形質細胞ががん化すると骨髄腫細胞となって役に立たない抗体(Mたんぱく)を大量につくるようになり、骨髄腫細胞とこのMたんぱくがさまざまな症状を引き起こします。
ただし初期のうちは症状が必ず出るわけではなく、無症状のまま健診や人間ドックで発見されるケースも少なくありません。
原因
多発性骨髄腫を引き起こす形質細胞の異常は遺伝子レベルで始まっていると考えられていますが、くわしい原因はわかっていません。
症状
正常な血液細胞が産出されなくなるため、貧血を起こす、息切れやだるさを感じる、感染症にかかりやすくなる、出血しやすくなるなどの症状が現れます。高カルシウム血症、腎機能障害、骨粗鬆症などの骨病変、免疫力低下による感染症の罹患なども起こります。
検査・診断
血液検査や尿検査でMたんぱくの有無を確認し、骨髄腫細胞の有無を調べる骨髄検査を行います。さらに骨やほかの臓器の症状を調べるためにX線検査、CT検査、MRI検査、PET検査を行います。

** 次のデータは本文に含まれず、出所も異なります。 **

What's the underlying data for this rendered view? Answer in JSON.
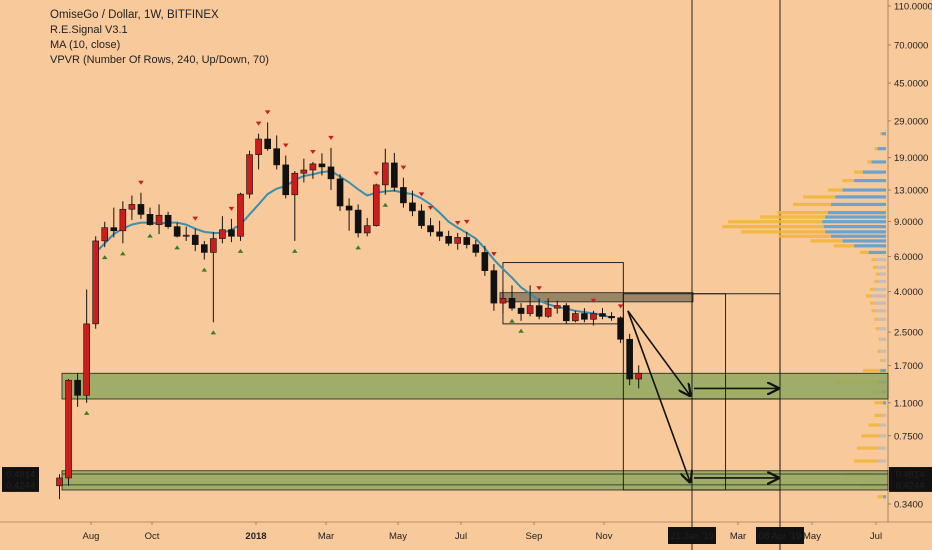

検査結果とあわせて、症状に高カルシウム血症、腎機能障害、貧血、骨病変、感染症などがあれば多発性骨髄腫と診断されます。
治療
多発性骨髄腫と診断されても、高カルシウム血症、腎機能障害、貧血、骨病変、感染症などの症状が現れていない場合は、すぐに治療は行わず経過観察になることがあります。その場合、症状が現れたときに治療の検討をします。

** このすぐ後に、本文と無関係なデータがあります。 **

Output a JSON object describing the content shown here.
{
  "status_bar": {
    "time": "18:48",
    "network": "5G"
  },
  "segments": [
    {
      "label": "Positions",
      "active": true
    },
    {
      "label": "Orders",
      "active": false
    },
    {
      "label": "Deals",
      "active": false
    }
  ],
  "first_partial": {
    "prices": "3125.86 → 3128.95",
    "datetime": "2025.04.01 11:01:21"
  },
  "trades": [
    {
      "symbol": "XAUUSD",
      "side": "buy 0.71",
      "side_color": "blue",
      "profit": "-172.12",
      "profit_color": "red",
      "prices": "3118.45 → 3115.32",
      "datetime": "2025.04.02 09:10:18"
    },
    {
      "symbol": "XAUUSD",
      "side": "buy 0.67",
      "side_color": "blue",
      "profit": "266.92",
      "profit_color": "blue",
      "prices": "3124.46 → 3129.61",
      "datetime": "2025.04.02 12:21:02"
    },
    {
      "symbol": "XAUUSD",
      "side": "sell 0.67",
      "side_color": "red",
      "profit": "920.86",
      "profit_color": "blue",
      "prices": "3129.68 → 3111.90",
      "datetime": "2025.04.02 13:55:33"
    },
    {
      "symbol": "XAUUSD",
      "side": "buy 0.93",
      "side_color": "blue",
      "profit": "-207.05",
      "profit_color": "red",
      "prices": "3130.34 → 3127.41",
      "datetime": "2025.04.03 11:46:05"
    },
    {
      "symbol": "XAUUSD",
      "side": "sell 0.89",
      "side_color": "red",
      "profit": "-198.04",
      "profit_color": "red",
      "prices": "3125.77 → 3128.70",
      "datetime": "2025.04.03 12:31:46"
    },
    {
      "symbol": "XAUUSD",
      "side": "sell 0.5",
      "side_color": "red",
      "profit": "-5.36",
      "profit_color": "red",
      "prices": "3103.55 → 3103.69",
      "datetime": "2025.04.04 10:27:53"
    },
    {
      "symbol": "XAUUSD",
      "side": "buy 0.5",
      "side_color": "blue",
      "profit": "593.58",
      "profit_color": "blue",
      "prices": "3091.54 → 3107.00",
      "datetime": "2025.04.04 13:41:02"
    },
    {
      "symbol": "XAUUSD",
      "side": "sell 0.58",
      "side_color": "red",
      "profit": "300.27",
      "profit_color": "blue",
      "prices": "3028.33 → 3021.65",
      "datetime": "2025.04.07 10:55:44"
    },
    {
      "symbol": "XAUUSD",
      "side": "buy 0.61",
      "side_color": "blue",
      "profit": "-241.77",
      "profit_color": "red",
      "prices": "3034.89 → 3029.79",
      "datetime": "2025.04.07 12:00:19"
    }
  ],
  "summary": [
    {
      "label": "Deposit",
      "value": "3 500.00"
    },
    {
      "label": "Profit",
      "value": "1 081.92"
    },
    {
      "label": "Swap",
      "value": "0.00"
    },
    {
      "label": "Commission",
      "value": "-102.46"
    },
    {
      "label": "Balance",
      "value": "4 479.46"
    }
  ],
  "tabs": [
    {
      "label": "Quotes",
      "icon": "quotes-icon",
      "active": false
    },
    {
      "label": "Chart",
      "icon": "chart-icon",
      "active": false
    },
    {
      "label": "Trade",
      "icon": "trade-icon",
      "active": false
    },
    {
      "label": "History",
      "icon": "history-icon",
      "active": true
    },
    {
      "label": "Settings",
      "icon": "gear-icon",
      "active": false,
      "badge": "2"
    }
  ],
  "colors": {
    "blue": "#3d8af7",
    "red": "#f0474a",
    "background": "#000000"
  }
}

一般に治療は、抗がん剤による化学療法です。最近は従来の抗がん剤に加え、いろいろな分子標的薬が開発され、効果を上げています。患者自身の造血幹細胞を使った自家末梢血幹細胞移植を併用した化学療法も行われています。
セルフケア
療養中
術後は化学療法の副作用による体力および免疫力の低下に注意が必要です。術後も定期的に通院して、副作用の軽減や再発の防止などに留意するようにしましょう。

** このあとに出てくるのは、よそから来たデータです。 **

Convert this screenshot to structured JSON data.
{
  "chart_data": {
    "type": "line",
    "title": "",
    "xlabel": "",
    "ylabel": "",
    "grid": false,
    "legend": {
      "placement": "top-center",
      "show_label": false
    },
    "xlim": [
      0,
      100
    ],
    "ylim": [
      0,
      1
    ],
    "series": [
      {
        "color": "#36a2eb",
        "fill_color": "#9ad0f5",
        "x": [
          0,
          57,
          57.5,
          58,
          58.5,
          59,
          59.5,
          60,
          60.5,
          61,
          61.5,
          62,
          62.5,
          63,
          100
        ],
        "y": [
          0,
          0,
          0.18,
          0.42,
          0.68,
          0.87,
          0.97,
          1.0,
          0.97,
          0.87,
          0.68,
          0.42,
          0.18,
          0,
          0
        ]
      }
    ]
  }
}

とくに感染症には注意が必要です。手洗い、うがい、マスクなどで感染対策を行ってください。発熱やせき、息切れ、胸痛などが現れたら主治医に相談してください。
病後
術後は化学療法の副作用による体力および免疫力の低下に注意が必要です。術後も定期的に通院して、副作用の軽減や再発の防止などに留意するようにしましょう。
とくに感染症には注意が必要です。手洗い、うがい、マスクなどで感染対策を行ってください。発熱やせき、息切れ、胸痛などが現れたら主治医に相談してください。